Susanna was close. Ten metres. Five. Three.
Close enough to see the utter terror on Michael’s face. Paralysed. Helpless. An easy meal for the wraiths that surrounded him. T
hey were cackling – gleeful at their find.
“No!” Bracing herself, Susanna threw her body over Michael as they descended en masse. The air was forced from her lungs as claws pierced her clothes and skin. She cried out as pain flared through her shoulders, her hips and her legs, but she didn’t move from Michael.
Holding him with one hand, she lashed out with the other, tearing a wraith free of her leg. Blood spurted from a series of long, deep furrows, painting the pristine snow in jagged drops of crimson.
The wraiths went wild at the iron scent of Susanna’s blood. It didn’t matter to them that ferrymen weren’t food; they liked to hurt, too. The creature she’d thrown free clamped itself to her foot again as Susanna struggled to dislodge a pair that were working at her shoulders, trying to get at her vulnerable neck.
Her hands were numb with the cold, fingers wet with melted snow.

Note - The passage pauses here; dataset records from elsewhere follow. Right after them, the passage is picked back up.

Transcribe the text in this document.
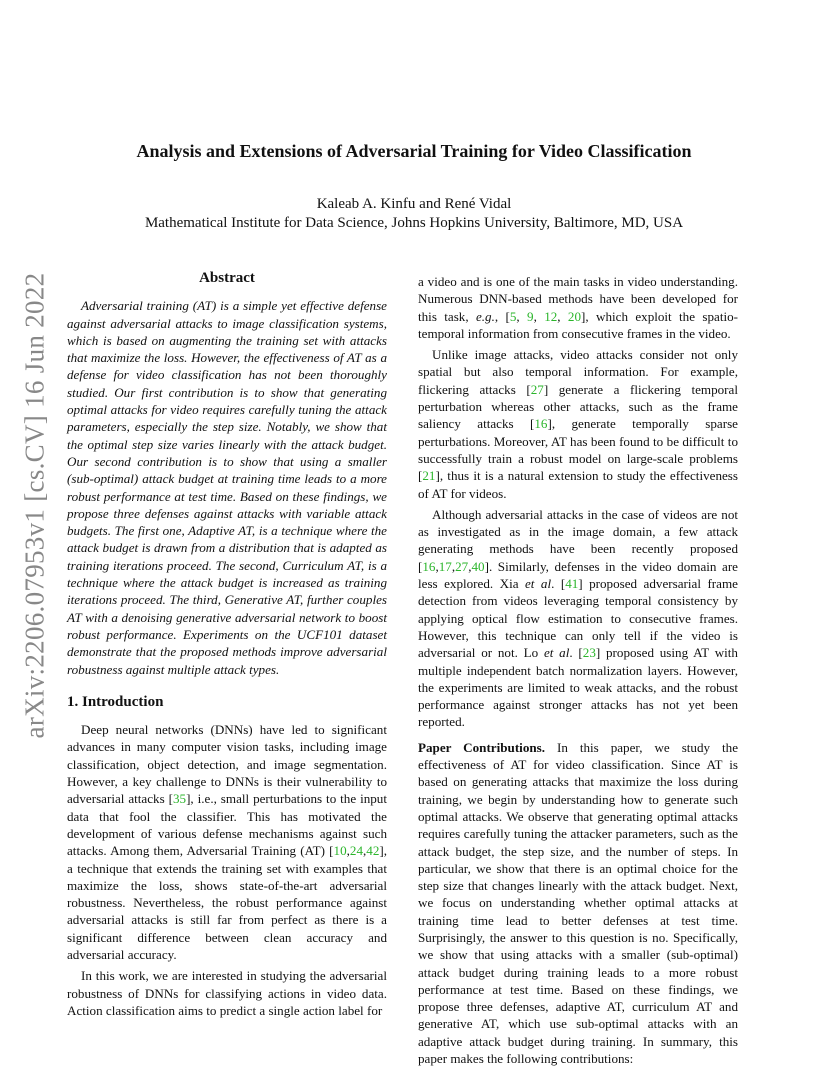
arXiv:2206.07953v1 [cs.CV] 16 Jun 2022
Analysis and Extensions of Adversarial Training for Video Classification
Kaleab A. Kinfu and René Vidal
Mathematical Institute for Data Science, Johns Hopkins University, Baltimore, MD, USA
Abstract

Adversarial training (AT) is a simple yet effective defense against adversarial attacks to image classification systems, which is based on augmenting the training set with attacks that maximize the loss. However, the effectiveness of AT as a defense for video classification has not been thoroughly studied. Our first contribution is to show that generating optimal attacks for video requires carefully tuning the attack parameters, especially the step size. Notably, we show that the optimal step size varies linearly with the attack budget. Our second contribution is to show that using a smaller (sub-optimal) attack budget at training time leads to a more robust performance at test time. Based on these findings, we propose three defenses against attacks with variable attack budgets. The first one, Adaptive AT, is a technique where the attack budget is drawn from a distribution that is adapted as training iterations proceed. The second, Curriculum AT, is a technique where the attack budget is increased as training iterations proceed. The third, Generative AT, further couples AT with a denoising generative adversarial network to boost robust performance. Experiments on the UCF101 dataset demonstrate that the proposed methods improve adversarial robustness against multiple attack types.

1. Introduction

Deep neural networks (DNNs) have led to significant advances in many computer vision tasks, including image classification, object detection, and image segmentation. However, a key challenge to DNNs is their vulnerability to adversarial attacks [35], i.e., small perturbations to the input data that fool the classifier. This has motivated the development of various defense mechanisms against such attacks. Among them, Adversarial Training (AT) [10,24,42], a technique that extends the training set with examples that maximize the loss, shows state-of-the-art adversarial robustness. Nevertheless, the robust performance against adversarial attacks is still far from perfect as there is a significant difference between clean accuracy and adversarial accuracy.

In this work, we are interested in studying the adversarial robustness of DNNs for classifying actions in video data. Action classification aims to predict a single action label for

a video and is one of the main tasks in video understanding. Numerous DNN-based methods have been developed for this task, e.g., [5, 9, 12, 20], which exploit the spatio-temporal information from consecutive frames in the video.

Unlike image attacks, video attacks consider not only spatial but also temporal information. For example, flickering attacks [27] generate a flickering temporal perturbation whereas other attacks, such as the frame saliency attacks [16], generate temporally sparse perturbations. Moreover, AT has been found to be difficult to successfully train a robust model on large-scale problems [21], thus it is a natural extension to study the effectiveness of AT for videos.

Although adversarial attacks in the case of videos are not as investigated as in the image domain, a few attack generating methods have been recently proposed [16,17,27,40]. Similarly, defenses in the video domain are less explored. Xia et al. [41] proposed adversarial frame detection from videos leveraging temporal consistency by applying optical flow estimation to consecutive frames. However, this technique can only tell if the video is adversarial or not. Lo et al. [23] proposed using AT with multiple independent batch normalization layers. However, the experiments are limited to weak attacks, and the robust performance against stronger attacks has not yet been reported.

Paper Contributions. In this paper, we study the effectiveness of AT for video classification. Since AT is based on generating attacks that maximize the loss during training, we begin by understanding how to generate such optimal attacks. We observe that generating optimal attacks requires carefully tuning the attacker parameters, such as the attack budget, the step size, and the number of steps. In particular, we show that there is an optimal choice for the step size that changes linearly with the attack budget. Next, we focus on understanding whether optimal attacks at training time lead to better defenses at test time. Surprisingly, the answer to this question is no. Specifically, we show that using attacks with a smaller (sub-optimal) attack budget during training leads to a more robust performance at test time. Based on these findings, we propose three defenses, adaptive AT, curriculum AT and generative AT, which use sub-optimal attacks with an adaptive attack budget during training. In summary, this paper makes the following contributions:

Below her, Michael was whimpering and moaning, but at least the wraiths couldn’t get to him. Their angry screams and wails revealed their growing frustration, as did the relentless slashes of their teeth and talons as they tore at Susanna.
It hurt. Susanna clenched her jaw and scrunched her eyes closed, trying to shut out the pain. No matter what, she couldn’t let go. The soul was paramount. Her life, her pain – inconsequential. She repeated that in her head as a wraith snuck under her heavy jacket and tore right into her side, slicing through flesh like butter.
You can’t die, she reminded herself. You’ll be all right. Just breathe.
The wraiths changed tactics. Instead of trying to cut through her to the soul they were so hungry for, they dug in to her jacket – shoulders, waist, hood – and pulled.
Susanna flew backwards and up, high into the air. The wraiths carried her writhing and struggling body until Michael was just a dark blob down below. A dark, unmoving blob.
Then they plummeted, pushing her ahead of them.